30 Days of Love: 3/30

By Shane Montoya

Growing up in North Carolina, the need for Rev. Martin Luther King Jr., never seemed real. In the idyllic bubble that was Davidson, outside of Charlotte, the need for civil rights work and push for equality was distant. But as I aged the veils of unreality that clouded my view gradually stripped away, piece by piece, and I began to realize that my experience was not the norm – especially near Charlotte, an area that has had infamous struggles with racially based discrimination and segregation, particularly in its schools.

I learned that my high school mascot used to be "The Rebel", who would wave the Confederate flag during football games. Even more troubling was that the Klu Klux Klan used my school as a meeting place up until the late 1970s – well within living memory, and years after the passage of the Civil Rights Act of 1964 outlawing major forms of discrimination. I saw first hand the practice of an informal segregation by academics, as although the student population at my school was roughly 1/3 White, 1/3 Hispanic or Latino, and 1/3 African American, in my senior year taking Advanced Placement and International Baccalaureate classes, Hispanic, Latino and African Americans were visibly absent. My staff and teachers at the time were mostly White, with the notable exception of my Guatemalan Spanish teacher.

As a college history major I saw Martin Luther King as a product of his time and place, standing on the shoulders of the civil rights giants within the African American community that came before him while inspiring a new generation of fighters for civil rights and social justice. Someone like him was bound to come along, because the conditions were right. Other African Americans were organizing and doing great things-groups such as SNCC (Student Nonviolent Coordinating Committee), the NAACP, and the Urban League worked with Left-wing political groups such as the Socialist Party of America on the front lines of the struggle for civil rights.

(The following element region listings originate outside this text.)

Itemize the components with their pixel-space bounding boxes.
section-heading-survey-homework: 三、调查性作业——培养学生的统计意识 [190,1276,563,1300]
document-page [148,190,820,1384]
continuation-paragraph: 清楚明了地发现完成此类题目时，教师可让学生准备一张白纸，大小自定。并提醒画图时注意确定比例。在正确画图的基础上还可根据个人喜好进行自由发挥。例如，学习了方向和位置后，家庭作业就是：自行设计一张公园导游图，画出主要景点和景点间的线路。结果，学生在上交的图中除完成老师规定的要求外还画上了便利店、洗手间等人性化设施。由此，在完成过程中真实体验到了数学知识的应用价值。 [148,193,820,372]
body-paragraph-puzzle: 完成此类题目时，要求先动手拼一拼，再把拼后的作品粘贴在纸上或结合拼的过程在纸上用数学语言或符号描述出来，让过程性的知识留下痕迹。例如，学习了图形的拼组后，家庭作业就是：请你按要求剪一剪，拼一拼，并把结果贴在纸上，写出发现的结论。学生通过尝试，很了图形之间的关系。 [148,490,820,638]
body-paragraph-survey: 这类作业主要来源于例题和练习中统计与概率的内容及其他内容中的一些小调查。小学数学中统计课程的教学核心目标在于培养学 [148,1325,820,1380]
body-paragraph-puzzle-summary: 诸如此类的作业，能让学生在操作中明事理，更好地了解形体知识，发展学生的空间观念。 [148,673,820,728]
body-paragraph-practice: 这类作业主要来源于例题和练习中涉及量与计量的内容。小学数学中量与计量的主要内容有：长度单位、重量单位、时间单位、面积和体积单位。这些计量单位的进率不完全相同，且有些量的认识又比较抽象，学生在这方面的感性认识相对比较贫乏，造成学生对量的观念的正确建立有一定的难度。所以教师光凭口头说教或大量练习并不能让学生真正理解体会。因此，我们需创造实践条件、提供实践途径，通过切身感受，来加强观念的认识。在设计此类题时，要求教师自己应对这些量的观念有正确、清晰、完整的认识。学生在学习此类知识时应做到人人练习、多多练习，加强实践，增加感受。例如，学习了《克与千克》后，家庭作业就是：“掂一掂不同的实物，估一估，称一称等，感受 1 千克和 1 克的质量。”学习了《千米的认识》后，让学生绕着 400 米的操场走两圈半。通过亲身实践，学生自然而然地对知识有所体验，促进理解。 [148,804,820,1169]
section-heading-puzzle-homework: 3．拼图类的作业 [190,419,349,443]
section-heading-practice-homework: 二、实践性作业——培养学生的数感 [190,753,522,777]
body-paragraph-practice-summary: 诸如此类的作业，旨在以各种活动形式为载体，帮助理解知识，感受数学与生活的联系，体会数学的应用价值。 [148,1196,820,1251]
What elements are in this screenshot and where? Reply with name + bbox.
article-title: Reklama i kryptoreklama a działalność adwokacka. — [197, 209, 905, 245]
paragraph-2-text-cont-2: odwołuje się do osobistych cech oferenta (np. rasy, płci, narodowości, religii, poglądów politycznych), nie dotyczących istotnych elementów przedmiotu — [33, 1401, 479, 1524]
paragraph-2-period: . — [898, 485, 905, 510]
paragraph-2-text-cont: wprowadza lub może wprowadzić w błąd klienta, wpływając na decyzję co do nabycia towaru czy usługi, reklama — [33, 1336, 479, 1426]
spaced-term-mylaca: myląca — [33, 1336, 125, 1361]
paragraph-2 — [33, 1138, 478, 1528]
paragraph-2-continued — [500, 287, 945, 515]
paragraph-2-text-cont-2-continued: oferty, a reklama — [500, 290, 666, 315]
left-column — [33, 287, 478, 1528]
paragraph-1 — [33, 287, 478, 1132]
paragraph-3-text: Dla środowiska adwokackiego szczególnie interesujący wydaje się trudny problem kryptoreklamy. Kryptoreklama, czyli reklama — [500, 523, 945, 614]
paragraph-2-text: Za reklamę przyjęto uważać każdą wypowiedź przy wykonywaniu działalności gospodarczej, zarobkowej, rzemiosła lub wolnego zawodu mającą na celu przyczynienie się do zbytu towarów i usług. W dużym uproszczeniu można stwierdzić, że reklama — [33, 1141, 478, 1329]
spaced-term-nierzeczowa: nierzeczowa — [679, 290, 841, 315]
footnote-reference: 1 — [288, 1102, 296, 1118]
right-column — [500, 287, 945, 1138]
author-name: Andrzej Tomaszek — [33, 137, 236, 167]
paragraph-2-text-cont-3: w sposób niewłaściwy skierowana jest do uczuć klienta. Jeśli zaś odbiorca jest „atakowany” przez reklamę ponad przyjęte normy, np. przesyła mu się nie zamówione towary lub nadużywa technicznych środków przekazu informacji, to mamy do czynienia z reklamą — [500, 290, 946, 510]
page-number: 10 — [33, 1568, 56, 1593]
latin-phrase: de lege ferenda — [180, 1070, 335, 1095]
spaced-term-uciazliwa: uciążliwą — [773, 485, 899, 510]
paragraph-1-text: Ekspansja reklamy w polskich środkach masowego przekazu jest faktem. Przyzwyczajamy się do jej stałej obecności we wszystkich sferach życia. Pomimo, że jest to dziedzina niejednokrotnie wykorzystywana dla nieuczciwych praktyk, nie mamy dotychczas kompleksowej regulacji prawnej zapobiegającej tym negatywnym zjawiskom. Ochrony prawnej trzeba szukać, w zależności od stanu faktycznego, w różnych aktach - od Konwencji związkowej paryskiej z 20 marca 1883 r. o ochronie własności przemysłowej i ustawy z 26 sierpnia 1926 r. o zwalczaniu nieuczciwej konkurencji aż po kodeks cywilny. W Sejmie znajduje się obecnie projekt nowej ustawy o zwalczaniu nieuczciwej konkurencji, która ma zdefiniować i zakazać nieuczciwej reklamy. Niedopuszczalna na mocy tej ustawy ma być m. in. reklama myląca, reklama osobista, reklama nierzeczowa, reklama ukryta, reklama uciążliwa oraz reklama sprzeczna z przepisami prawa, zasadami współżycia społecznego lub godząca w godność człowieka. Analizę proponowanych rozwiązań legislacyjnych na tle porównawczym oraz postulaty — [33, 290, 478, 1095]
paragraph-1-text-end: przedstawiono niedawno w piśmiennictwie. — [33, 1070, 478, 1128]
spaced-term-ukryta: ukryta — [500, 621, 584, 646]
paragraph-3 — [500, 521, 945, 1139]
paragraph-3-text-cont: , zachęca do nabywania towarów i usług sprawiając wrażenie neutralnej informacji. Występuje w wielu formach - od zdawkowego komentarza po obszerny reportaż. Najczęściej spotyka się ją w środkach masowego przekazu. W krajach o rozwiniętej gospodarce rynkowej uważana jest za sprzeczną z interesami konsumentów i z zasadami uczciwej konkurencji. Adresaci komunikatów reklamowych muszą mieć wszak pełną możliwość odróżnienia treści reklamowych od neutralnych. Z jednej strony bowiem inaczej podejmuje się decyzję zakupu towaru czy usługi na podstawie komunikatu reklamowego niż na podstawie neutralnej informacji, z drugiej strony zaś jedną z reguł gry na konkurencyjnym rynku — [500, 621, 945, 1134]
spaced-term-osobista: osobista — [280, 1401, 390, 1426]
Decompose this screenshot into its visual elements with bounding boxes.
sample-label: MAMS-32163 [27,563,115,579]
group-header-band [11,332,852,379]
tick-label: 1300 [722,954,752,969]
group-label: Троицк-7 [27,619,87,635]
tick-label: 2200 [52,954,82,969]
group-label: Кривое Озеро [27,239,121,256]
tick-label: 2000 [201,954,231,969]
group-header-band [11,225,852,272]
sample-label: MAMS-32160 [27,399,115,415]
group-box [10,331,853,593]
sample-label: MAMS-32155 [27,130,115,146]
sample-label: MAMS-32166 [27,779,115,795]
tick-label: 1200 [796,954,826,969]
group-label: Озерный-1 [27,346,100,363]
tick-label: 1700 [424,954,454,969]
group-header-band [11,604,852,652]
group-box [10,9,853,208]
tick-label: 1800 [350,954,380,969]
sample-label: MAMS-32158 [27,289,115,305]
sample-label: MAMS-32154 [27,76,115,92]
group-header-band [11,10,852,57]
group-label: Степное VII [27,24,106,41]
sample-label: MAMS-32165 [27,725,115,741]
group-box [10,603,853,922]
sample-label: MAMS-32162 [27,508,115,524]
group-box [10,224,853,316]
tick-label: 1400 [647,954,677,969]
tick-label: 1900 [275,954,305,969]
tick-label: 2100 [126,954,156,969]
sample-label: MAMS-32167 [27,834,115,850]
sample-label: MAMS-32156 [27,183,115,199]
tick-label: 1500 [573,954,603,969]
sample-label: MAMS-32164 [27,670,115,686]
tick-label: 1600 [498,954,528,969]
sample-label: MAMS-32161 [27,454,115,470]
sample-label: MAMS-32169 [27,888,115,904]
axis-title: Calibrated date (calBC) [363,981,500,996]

Out of this wellspring of passionate people with great ideas, mass communication and media, and other political movements- such as the rapid decolonization of Africa and Asia- meant that the world was ready for change. King himself, channeling Unitarian minister Theodore Parker, famously said, "the moral arc of the universe is long, but bends toward justice."

But the universe does not "bend" on its own. It takes the work of many people, acting within and sometimes beyond, their capacities to change attitudes and opinions. The individual struggles of every person who marched, suffered, beat by police officers, attacked by dogs or shot down in cold blood down was not a historical inevitability. The Greensboro Four did not have to sit at a lunch counter marked for Whites-only. Unitarian Minister James Reeb could have preached for civil rights from the safety of his pulpit at All Souls Church, instead of being beaten to death by a mob in Selma, Alabama. Thousands of African American protesters and their allies- representing the full spectrum of diversity of the United States- did not have to harassed, intimidated, injured, and killed to protest for justice. They could have, as King describes in his famous "Letter from a Birmingham Jail", gone the path of waiting, negotiation, and non-action. The civil rights struggles that followed may have then been completely different; done with anger instead of love, vengeance instead of justice, as dreams deferred exploded like raisins in the sun.

But they didn't. Through the choice of non-violence and love over hatred meant they were not just Standing on the Side of Love. They marched on the side of love; they suffered on the side of love and they died on the side of love. But their lives and deaths, have meaning. They started the United States down a path that it could not reverse course from- a powerful transformation that the country is still struggling with.

So my call for you is not just to Stand on the Side of Love, but to march, sing, pray, suffer, and live on the Side of Love.